In an October 2003 column and a November 2005 commentary, Steven Milloy, founder and publisher of junkscience.com and adjunct scholar at the Cato Institute, attempts to debunk the scientific claim from the Helena and Pueblo studies that smoking bans resulted in a dramatic, immediate reduction of heart attack admissions by 40% and 27%, respectively.
About the Helena study, Milloy accepts that fewer heart attacks occurred during the six-month period that the smoking ban was in effect, but he argues that there is no basis upon which to attribute that decline to the smoking ban. He points out, for example, that a very similar decline in heart attacks occurred in 1998. He suggests that there is no credible explanation for "why the 1998 dip in heart attack rates was just an anomaly but the 2002 dip was definitely due to the smoking ban."
The 2002 decline in heart attacks, Milloy argues, appears to be simply part of a cyclical pattern. And there is not enough of a historical context (the study did not go back far enough in time), he argues, to determine that the observed decline was anything other than a reflection of the random variation in this statistic over time.
Milloy also criticizes the study for failing to study any of the pre-ban and post-ban patients (no information is available, for example, on the smoking status and reported secondhand smoke exposure of these patients). This, he argues, further weakens the credibility of drawing a causal conclusion from the study.
A similar criticism of the Pueblo study was offered by an associate professor of political science at the University of Colorado who teaches statistics and commented that: "I'd like to see data from the last 10 years. They just studied this for a year and a half, and the conclusions could be coincidental or caused by other factors."
The Rest of the Story
I have to admit that I find Milloy's comments on Helena and Pueblo to be largely on the mark. In fact, anyone who is familiar with my own commentaries of these studies will note a striking similarity between the main arguments that I have made and precisely what Milloy is arguing above.
While I don't similarly question the link between secondhand smoke and heart disease, on the particular question of whether the Helena and Pueblo studies provide solid evidence that smoking bans dramatically reduce heart attacks, I agree with Milloy, and for the precise reasoning that he provides in his own criticism of these studies.
If one looks at historical trends in heart attack rates in these relatively small localities like Helena and Pueblo, one will note that there are often large changes from year to year in heart attacks, and some of these changes are of a similar magnitude as the changes associated with the implementation of their smoking bans.
But there is simply no credible evidence that I am aware of that demonstrates that the observed changes are anything more than simply random variation in the underlying data. At very least, there is nothing to demonstrate that the magnitude of any effect on heart attack rates is 40% or even 27%, even if a small effect of these smoking bans on heart attacks did occur. In fact, as I have argued, it is not plausible or even mathematically possible that these declines were due to the smoking ban.

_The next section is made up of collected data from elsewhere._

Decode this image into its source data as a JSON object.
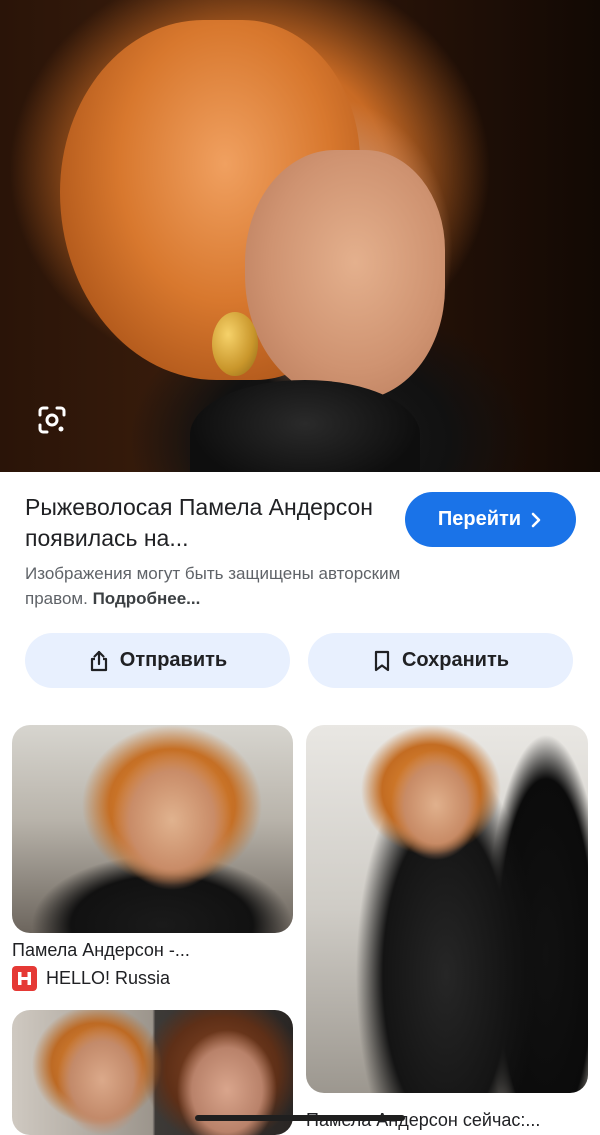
{
  "result": {
    "title": "Рыжеволосая Памела Андерсон появилась на...",
    "visit_label": "Перейти",
    "copyright_text": "Изображения могут быть защищены авторским правом.",
    "more_link": "Подробнее..."
  },
  "actions": {
    "share_label": "Отправить",
    "save_label": "Сохранить"
  },
  "related": [
    {
      "title": "Памела Андерсон -...",
      "source": "HELLO! Russia"
    },
    {
      "title": "Памела Андерсон сейчас:..."
    }
  ],
  "colors": {
    "accent": "#1a73e8",
    "action_bg": "#e8f0fe",
    "favicon": "#e53935"
  },
  "icons": [
    "google-lens-icon",
    "chevron-right-icon",
    "share-icon",
    "bookmark-icon",
    "hello-favicon"
  ]
}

And I agree with the University of Colorado professor that one really needs to look at data further back in time, such as from the past 10 years, to adequately understand what the baseline level of variation in these data is, and that is essential before when could conclude that the observed changes in these particular years is attributable to the smoking ban rather than to random variation.
I also should add that Milloy makes one other point that is worthy of highlighting. He discusses the fact that the Helena results were widely disseminated to the media and the public before the study was ever published or available for public scrutiny and he criticizes this "science-by-press conference" approach to releasing results by anti-smoking advocates "because they know their immediate audience likely will not be able to ask probing questions -- a tough thing to do when only sketchy details are hurriedly presented to people with no familiarity of the research conducted."
I completely agree. I would add that the release and dissemination of the Pueblo study followed the same pattern (science by press release - there is no actual study available for the public to review and so there is no way that anyone can scrutinizes the study methodology and results adequately). And I would add that it is not just the immediate audience that will not be able to ask probing questions, but the remote audience (the thousands of people who read news articles about the study) as well.
This is inappropriate, because it seems contrary to the integrity of science to present and widely disseminate research findings without making the details of the research available for public scrutiny. There are limited exceptions to this, I think, such as studies with dramatic clinical relevance for which a delay in sharing the results could affect the medical treatment of patients. But for the most part, if you're not willing or able to share your research, you probably shouldn't be releasing the results of that research via press release.
For many reasons, I am seriously concerned about the implications of this story for the credibility of the tobacco control movement. The public's interest and that of the movement itself, will certainly not be best served if the integrity of our science degrades into the realm of "junk science."